The online poll, conducted this week and after the implementation of more-stringent rules, asked investors whether they'll have a direct and negative impact on property values in the hot T.O. condo market. Some 55% answered yes and 45% said no, those changes won't erode prices.
Finance Minister Jim Flaherty has been open about the fact that Toronto’s real estate market, where average house prices have risen more than 30% in five years to $516,787, drove the decision to tighten mortgage rules.
There are more skyscrapers under construction in Toronto than any other city in North America.
“This concerns me because it’s distorting the market, quite frankly,” Flaherty said. “And for that reason we’re taking the steps that we have today.”
With just 5% of buyers affected, there was unlikely to be a significant long term affect, says Tarik Gidamy, co-founder of TheRedPin.com.
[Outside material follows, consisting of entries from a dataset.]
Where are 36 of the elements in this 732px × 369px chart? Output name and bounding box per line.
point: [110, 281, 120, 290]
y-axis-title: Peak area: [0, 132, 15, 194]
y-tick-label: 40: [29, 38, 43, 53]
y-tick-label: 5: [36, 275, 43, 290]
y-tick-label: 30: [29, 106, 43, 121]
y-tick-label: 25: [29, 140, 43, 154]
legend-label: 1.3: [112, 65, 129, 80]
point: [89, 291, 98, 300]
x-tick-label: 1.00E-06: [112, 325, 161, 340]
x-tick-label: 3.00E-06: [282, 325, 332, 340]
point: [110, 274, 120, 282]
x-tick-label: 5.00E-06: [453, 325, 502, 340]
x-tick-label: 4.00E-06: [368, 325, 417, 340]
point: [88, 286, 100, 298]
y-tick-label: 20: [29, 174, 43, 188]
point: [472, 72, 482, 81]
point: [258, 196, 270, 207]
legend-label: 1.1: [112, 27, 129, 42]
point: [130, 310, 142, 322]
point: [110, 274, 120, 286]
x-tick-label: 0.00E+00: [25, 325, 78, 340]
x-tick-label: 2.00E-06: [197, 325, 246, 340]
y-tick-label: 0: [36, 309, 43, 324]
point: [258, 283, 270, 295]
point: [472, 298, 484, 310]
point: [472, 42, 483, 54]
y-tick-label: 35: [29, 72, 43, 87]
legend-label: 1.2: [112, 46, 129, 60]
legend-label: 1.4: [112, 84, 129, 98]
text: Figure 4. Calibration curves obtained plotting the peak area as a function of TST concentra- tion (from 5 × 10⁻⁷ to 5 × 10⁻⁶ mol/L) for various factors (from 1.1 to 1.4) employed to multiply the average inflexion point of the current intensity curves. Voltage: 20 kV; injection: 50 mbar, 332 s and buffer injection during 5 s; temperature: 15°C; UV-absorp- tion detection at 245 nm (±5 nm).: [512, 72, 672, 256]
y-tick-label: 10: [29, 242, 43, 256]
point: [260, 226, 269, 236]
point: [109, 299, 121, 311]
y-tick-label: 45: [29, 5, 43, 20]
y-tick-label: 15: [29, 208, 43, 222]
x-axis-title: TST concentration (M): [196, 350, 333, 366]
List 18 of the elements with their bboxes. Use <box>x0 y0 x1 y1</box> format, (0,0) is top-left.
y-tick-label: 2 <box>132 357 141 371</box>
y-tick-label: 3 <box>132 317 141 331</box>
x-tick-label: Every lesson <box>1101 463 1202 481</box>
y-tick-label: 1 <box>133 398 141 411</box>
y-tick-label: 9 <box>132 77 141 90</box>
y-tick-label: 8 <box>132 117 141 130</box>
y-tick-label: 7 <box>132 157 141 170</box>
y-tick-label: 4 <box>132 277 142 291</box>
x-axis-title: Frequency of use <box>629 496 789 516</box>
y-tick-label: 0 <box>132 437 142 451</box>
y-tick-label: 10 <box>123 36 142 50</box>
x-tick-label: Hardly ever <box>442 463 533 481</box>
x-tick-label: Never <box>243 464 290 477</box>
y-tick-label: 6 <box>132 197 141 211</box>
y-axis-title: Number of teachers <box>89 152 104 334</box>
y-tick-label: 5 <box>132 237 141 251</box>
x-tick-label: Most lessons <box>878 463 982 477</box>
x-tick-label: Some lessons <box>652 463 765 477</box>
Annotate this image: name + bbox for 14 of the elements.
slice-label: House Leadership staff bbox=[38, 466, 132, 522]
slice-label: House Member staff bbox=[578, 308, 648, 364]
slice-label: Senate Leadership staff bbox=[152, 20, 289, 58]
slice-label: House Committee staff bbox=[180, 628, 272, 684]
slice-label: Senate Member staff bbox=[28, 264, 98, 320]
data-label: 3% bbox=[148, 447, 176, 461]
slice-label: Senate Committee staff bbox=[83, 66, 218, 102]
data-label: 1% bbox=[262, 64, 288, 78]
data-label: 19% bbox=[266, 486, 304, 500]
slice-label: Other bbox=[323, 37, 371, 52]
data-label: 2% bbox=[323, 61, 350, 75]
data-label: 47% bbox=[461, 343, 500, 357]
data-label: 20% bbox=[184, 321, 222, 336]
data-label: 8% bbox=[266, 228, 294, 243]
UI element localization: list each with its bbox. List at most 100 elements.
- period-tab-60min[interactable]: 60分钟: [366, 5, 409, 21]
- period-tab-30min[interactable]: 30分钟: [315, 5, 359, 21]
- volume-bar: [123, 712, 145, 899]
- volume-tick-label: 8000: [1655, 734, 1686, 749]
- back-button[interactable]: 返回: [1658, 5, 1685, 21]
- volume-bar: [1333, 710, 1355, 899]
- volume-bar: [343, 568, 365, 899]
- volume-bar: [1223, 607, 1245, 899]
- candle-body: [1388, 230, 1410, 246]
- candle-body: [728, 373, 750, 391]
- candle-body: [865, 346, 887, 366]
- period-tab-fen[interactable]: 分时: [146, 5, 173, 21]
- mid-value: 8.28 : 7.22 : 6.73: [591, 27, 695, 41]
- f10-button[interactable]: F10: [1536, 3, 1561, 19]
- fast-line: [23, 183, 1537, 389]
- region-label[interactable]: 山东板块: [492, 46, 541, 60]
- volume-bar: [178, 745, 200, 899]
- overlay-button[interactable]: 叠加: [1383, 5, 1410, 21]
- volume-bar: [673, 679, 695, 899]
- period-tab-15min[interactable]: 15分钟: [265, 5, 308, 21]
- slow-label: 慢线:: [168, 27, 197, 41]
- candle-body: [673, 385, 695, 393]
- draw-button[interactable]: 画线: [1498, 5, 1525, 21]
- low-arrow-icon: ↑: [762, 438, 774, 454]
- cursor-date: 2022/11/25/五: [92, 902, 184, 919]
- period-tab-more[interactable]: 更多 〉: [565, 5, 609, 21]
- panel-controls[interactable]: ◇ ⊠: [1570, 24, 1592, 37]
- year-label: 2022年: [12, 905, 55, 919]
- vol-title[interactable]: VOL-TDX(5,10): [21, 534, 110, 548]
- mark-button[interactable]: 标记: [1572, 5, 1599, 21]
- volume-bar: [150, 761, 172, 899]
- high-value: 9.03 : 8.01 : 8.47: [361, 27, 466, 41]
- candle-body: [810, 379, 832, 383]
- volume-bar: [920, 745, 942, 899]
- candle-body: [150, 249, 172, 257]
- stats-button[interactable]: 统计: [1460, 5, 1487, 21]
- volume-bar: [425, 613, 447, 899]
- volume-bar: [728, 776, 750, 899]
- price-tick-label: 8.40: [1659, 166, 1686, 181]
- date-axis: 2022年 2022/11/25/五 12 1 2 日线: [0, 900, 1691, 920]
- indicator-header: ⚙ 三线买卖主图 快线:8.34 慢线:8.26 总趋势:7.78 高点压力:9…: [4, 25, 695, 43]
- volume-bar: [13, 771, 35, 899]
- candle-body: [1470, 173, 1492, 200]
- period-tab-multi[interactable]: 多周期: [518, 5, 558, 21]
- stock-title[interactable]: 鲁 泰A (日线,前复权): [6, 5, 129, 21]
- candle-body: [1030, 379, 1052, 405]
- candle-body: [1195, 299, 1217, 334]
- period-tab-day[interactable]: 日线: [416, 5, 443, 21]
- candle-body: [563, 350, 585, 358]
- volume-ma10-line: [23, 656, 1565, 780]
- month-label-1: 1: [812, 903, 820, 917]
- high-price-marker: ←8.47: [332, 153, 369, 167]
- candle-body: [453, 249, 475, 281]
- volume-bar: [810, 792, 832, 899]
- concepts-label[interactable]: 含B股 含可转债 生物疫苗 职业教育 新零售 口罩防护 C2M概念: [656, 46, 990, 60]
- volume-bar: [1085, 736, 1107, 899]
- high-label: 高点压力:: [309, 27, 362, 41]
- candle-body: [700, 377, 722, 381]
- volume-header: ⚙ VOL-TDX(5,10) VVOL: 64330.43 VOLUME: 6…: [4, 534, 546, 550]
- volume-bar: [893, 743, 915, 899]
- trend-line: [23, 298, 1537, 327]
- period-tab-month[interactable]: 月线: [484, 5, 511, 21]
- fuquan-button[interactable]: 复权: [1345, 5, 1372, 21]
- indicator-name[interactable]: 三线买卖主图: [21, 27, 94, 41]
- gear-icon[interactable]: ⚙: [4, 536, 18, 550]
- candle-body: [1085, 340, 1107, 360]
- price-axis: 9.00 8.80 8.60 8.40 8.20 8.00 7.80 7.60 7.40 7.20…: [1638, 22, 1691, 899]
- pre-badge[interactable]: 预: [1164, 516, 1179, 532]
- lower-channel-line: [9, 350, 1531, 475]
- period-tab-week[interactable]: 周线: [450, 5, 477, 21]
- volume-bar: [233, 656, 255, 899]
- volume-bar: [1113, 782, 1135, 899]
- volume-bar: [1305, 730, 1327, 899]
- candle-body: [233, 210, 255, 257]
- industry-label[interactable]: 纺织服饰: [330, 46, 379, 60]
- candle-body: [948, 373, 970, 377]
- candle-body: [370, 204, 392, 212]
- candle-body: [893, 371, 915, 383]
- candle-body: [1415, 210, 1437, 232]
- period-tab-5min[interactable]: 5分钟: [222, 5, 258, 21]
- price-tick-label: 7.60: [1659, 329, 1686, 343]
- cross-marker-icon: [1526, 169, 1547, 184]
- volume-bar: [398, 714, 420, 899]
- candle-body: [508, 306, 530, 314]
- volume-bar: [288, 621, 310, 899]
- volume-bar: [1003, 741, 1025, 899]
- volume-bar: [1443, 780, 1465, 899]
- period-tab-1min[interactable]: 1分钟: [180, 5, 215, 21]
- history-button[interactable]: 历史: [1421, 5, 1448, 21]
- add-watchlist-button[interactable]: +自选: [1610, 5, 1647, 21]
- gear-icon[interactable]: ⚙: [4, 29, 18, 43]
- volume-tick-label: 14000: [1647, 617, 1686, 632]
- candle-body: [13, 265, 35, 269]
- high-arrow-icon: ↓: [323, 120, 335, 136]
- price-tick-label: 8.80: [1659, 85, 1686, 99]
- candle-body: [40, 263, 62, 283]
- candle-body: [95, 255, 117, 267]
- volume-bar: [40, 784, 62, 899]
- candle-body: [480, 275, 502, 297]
However, there could be short-term effects as those with household incomes of $75,000 find they now qualify for $50,000 less in financing.
There is likely to be a short-term effect on the upper end of the market, as $1 million homes no longer qualify for Canadian Mortgage and Housing Corporation (CMHC) coverage, he says.
“Like any major change, I think we’ll see some effect in the short term but in time people acclimatize,” Gidamy says. “I don’t see it leading to a drop, unless inventory doesn’t sell in some markets. Then we could see prices being lowered.”
Other analysts point to the high demand in Toronto, saying buyers are unlikely to see a big improvement in affordability because in many areas there was still a limited supply of properties.
Tridel SVP of sales and marketing Jim Ritchie says the majority of homebuyers in Toronto won’t be affected because the tightened restriction will not apply to them. The changes were unlikely to affect affordability in the city, he said.